Das Jahr: Wie geht es uns, Herr Küppersbusch?
2017 ist (fast) rum. Wir haben da aber noch ein paar Fragen. Zur Lage der Nation, der Welt und überhaupt. Und die kann uns nur einer beantworten.
t az: Sigmar Gabriel gibt im Januar den SPD-Vorsitz an Martin Schulz ab. Es folgen: Schulz-Hype, Schulz-Zug, Umfragehoch, Wahl zum Vorsitzenden mit 100 Prozent. Und dann: Die SPD verliert erst moderat im Saarland, schlimmer in Schleswig-Holstein und katastrophal in Nordrhein-Westfalen. Die Bundestagswahl wird ein Desaster. Woran lag ’s?

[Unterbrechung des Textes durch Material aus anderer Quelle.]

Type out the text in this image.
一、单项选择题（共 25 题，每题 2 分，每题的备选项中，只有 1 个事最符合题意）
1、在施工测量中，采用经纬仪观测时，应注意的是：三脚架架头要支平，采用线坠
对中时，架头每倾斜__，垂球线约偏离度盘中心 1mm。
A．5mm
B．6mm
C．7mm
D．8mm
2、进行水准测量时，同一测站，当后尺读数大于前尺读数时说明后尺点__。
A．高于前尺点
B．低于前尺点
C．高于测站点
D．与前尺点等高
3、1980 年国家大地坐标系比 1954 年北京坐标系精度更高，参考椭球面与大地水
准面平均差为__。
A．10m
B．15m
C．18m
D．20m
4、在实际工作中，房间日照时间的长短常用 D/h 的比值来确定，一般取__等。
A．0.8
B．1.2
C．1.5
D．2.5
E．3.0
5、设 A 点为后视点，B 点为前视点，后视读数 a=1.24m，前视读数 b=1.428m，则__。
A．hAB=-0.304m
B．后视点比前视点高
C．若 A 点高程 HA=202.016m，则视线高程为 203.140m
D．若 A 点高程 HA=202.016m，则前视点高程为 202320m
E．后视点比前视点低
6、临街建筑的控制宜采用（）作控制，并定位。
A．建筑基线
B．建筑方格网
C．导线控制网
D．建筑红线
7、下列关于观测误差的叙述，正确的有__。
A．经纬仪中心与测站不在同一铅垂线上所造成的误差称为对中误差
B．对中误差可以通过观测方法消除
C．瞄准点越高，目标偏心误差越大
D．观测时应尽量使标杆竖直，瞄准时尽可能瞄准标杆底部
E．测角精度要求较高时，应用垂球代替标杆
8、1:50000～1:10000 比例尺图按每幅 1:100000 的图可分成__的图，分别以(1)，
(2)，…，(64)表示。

Friedrich Küppersbusch: Alle elf Sekunden verläuft sich ein Sozi in Merkel. Schulz startete kantig und von Agenda und Groko scheinbar unvorbelastet. Das genügte, die SPD an ihre wilde Jugend zu erinnern. Nach der Saar-Wahl warf sie die Option R2G weg, ab da fehlte der Zaubertrank „eigene Mehrheit“. Direkte Angriffe auf Merkel ließ er sich bis zum Wahlabend wegberaten, als er sie „Ideenstaubsauger“ zieh und endlich das machtvolle „Wir werden Würselen“-Gefühl noch mal wehen ließ. So torkelte die SPD einmal mehr ohne Machtvorschlag, mit einem unklaren Kandidaten und ohne gesellschaftlichen Gegenentwurf durch den Wahlkampf – Ideenstaubsaugervertreter, darf ich Ihnen mal die Auslegeware im Kanzleramt sondieren?
Im Februar gibt das britische Unterhaus Theresa May den Auftrag, mit der EU über den Brexit zu verhandeln. Drei Monate später verliert May die absolute Mehrheit, die Brexit-Verhandlungen kommen nur zäh in Gang. Wird das noch was?

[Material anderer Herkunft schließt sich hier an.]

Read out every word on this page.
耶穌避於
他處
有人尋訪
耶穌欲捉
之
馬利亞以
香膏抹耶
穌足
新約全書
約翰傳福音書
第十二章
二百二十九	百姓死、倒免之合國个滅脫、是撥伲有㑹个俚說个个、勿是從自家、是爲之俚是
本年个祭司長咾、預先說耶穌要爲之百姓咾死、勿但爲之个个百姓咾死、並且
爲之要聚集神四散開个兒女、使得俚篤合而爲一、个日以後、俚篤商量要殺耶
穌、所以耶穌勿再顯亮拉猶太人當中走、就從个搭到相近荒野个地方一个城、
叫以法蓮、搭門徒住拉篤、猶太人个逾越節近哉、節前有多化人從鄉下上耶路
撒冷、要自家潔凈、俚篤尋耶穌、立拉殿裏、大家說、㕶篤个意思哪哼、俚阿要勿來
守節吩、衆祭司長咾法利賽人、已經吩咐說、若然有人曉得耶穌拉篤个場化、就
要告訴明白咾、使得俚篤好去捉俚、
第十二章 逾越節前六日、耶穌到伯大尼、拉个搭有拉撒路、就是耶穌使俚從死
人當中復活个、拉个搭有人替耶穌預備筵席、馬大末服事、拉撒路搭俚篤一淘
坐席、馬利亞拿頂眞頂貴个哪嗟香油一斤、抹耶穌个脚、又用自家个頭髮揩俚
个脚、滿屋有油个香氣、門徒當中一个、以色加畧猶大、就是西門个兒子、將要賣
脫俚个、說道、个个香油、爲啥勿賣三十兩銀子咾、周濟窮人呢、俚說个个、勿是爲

Chaotische Verhandlung, die Zufallsmehrheit für den Brexit und inzwischen Sorgen über wirtschaftliche Verluste: Könnte man Labours Catweazle Jeremy Corbyn mit Macron oder Trudeau klonen, wäre das erstens ein sexy Linkspopulist und zweitens der Mann der Stunde. Die Kunst dürfte sein, die Wut auf „die da oben“ von der EU wegzulenken auf – irgendetwas anderes Böses. Kapitalismus, Globalisierung, irgendeine Schnapsidee halt. Vielleicht gelingt es den Eurokraten, den Brexit so ekelhaft zu gestalten, dass sich ein neuer Claim ergibt: „Rache an der EU – wir bleiben drin!“ Zu wünschen wär’s.

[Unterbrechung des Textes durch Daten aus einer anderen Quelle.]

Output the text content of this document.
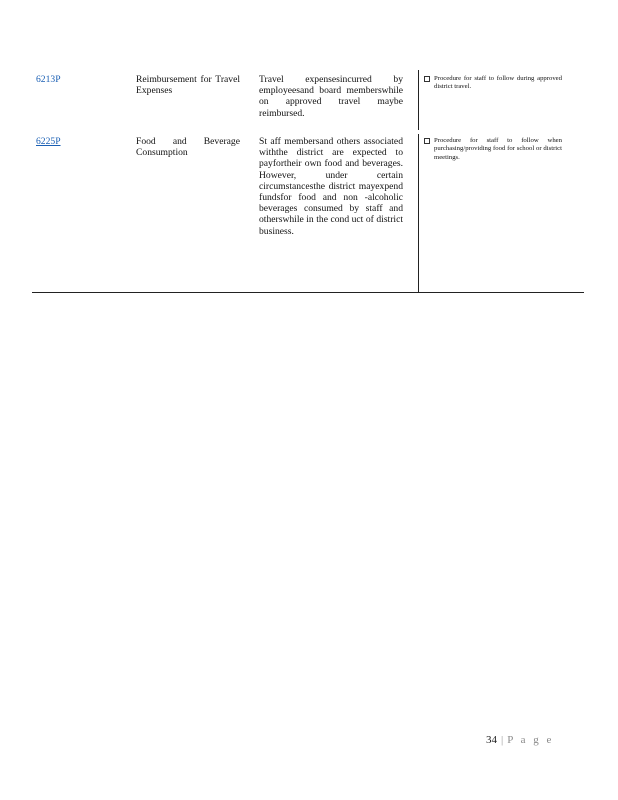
6213P	Reimbursement for Travel Expenses
Travel expensesincurred by employeesand board memberswhile on approved travel maybe reimbursed.
Procedure for staff to follow during approved district travel.
6225P	Food and Beverage Consumption
St aff membersand others associated withthe district are expected to payfortheir own food and beverages. However, under certain circumstancesthe district mayexpend fundsfor food and non -alcoholic beverages consumed by staff and otherswhile in the cond uct of district business.
Procedure for staff to follow when purchasing/providing food for school or district meetings.
34 | P a g e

Im März sterben fünf Menschen in London bei einem Terrorangriff in der Nähe des Parlaments und auf der Westminster Bridge. Es folgen Anschläge in Stockholm, St. Petersburg, London, Paris, Manchester, Brüssel, Barcelona, New York, Las Vegas, Ägypten. Haben wir uns an den Terror gewöhnt – oder haben wir uns an ihn zu gewöhnen?
Gemeinsamer Nenner der blutigen Revue ist Verrohung – weit eher als ein eindeutiger ideologischer Gegner. In dieser Summe erweist sich Terror als stumpfe Waffe: Was wer wem damit sagen wollte, nebelt diffus über den Blutlachen. Wie jeder andere Psychopath hat der Terrorist Anspruch darauf, ordentlich Realität vor den Kopf geknallt zu bekommen. Der Terror sollte sich nicht an uns gewöhnen.
Der türkische Präsident Erdoğan lässt im April das Volk über eine Änderung der Verfassung abstimmen, die es ihm erlaubt, den Staat in ein Präsidialsystem umzubauen. Er bekommt dafür eine knappe Mehrheit. Derweil sitzt der deutsche Journalist Deniz Yücel ohne Anklage im Knast. Wie weiter mit dem Land?
Deutschlands Haltung zur werdenden Diktatür reicht von Merkels Vollverschleierung aller Absichten bis zu Gabriels Attacken gegen den Antitürk. Noch näher liegt allerdings, die türkischstämmigen Deutschen hier zu unterstützen und ihren Gemeinschaften zu geben, was der Bundespräsident am Tag der Deutschen Einheit verhieß: „Heimat liegt in der Zukunft.“ Erdoğan zupft am Jojo der Menschenrechte. Wenn es mal einen gut deutschnationalen politischen Ansatz gibt, dann: Das tun wir nicht.
In Frankreich siegt Emmanuel Macron und wird mit 39 Jahren jüngster Präsident Frankreichs. Ist, vom Glamour abgesehen, auch was Politisches von ihm übrig geblieben?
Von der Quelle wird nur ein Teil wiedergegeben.